Growing up with my mom who also loved to cook, I was always in the kitchen with her. As well as my grandma and grandpas from both sides. Each one of them teaching me recipes and cooking techniques that have been passed down to every generation. I remember I would juggle from finishing the tasks my dad would ask me to do around the house and helping out in the kitchen. Coming home from school wanting to do my homework in the kitchen smelling and tasting whatever it was my mom was making for dinner.
As time moved on I began to look for my own recipes and “tweak” them to my own liking. From pastas to steaks and salads. I was doing it all and making dinners for my family.
High school came around and by my dad I was given the “talk” to what my plans were to set my future. I didn’t know what I wanted to do and was playing a lot of baseball. Then junior and senior year I was introduced to Home Econ class. Where we cooked most of the time. My teacher at the time, Ms. Brooks saw something in me that I couldn’t see myself. She tested me with different and harder recipes with different techniques. I would stay after school to make sure my pizza dough was resting and fermenting into a sourdough consistency.
Senior year came around and Ms. Brooks convinced me to compete in culinary competitions to win a scholarship. My first competition was my first taste of competitiveness, adrenalin rush and most importantly the same warm heart feeling I felt when I made my sister and I breakfast the first time I picked up a pan.
During these competitions, life, was showing what to expect if I pursue this career. Missing out. Coincidentally all of my competitions landed on the morning after a high school senior late night activity. It was definitely a bummer missing out on something I can never have again but at the same time I was more than okay with it. I was hooked to the heat and the heart stopping shock after a knife cut or burn. The feeling of putting beautiful and tasteful ingredients together to make an amazing dish that will put a smile on someone. The smile that either brings back memories or making a memory by simply eating a specific dish.
I have never looked back my career decision and to this day I still strive and work hard on my purpose. The purpose of being a chef.
Thanks, so before we move on maybe you can share a bit more about yourself?
After winning a full ride scholarship to culinary school, I began to work hard at what I now and forever love to do. Cooking.

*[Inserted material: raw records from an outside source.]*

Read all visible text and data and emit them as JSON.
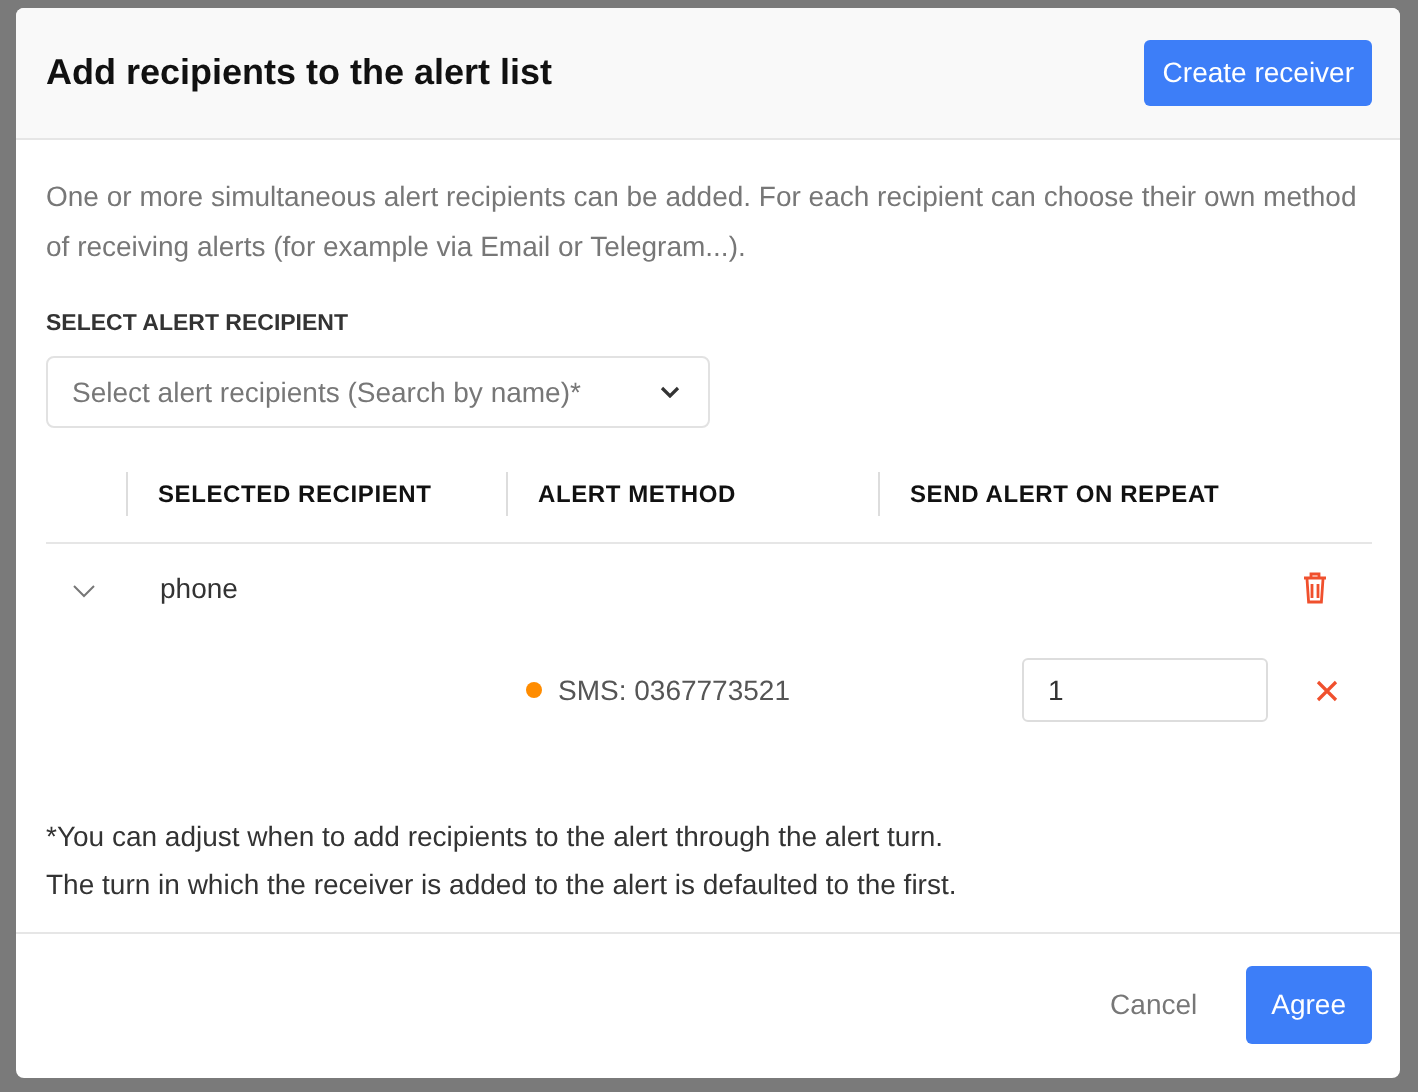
{
  "dialog": {
    "title": "Add recipients to the alert list",
    "create_button": "Create receiver"
  },
  "description": "One or more simultaneous alert recipients can be added. For each recipient can choose their own method of receiving alerts (for example via Email or Telegram...).",
  "select": {
    "label": "SELECT ALERT RECIPIENT",
    "placeholder": "Select alert recipients (Search by name)*"
  },
  "table": {
    "columns": [
      "SELECTED RECIPIENT",
      "ALERT METHOD",
      "SEND ALERT ON REPEAT"
    ],
    "rows": [
      {
        "name": "phone",
        "expanded": true,
        "methods": [
          {
            "label": "SMS: 0367773521",
            "color": "#ff8c00",
            "repeat": "1"
          }
        ]
      }
    ]
  },
  "notes": [
    "*You can adjust when to add recipients to the alert through the alert turn.",
    "The turn in which the receiver is added to the alert is defaulted to the first."
  ],
  "footer": {
    "cancel": "Cancel",
    "agree": "Agree"
  }
}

Culinary school was a breeze for me but of course nothing prepares you better than experience. Landing my first culinary job at a private resort really put things in perspective. I knew this was exactly what I wanted and where I had to be. To mom and pop restaurants to five star five diamond hotels I did it all.
I’ve traveled and worked through out Los Angeles and love using our beautiful California produce. I have brought this certain style of cooking through out my career where tapas and different regions around the world dishes using California produce come together.
I am proud to say that I have finally reached a point to start a path to becoming a restaurant owner. Of course here in Los Angeles everything has a huge price tag but we have to start somewhere. I’m starting small but not holding back on flavors and techniques I have learned in the 16 years of cooking.
I have started doing “underground” tastings and backyard family style pop ups all over Los Angeles. Using ingredients I get at the Santa Monica, Hollywood Farmers Markets, you really taste what California has to offer all year around. From going to the San Pedro fish market at 3 am to pick out the freshest coastal catch to calling my good friend for Foie Gras, my guests will always be at the edge of their seats eager to taste and see what’s next on their plate.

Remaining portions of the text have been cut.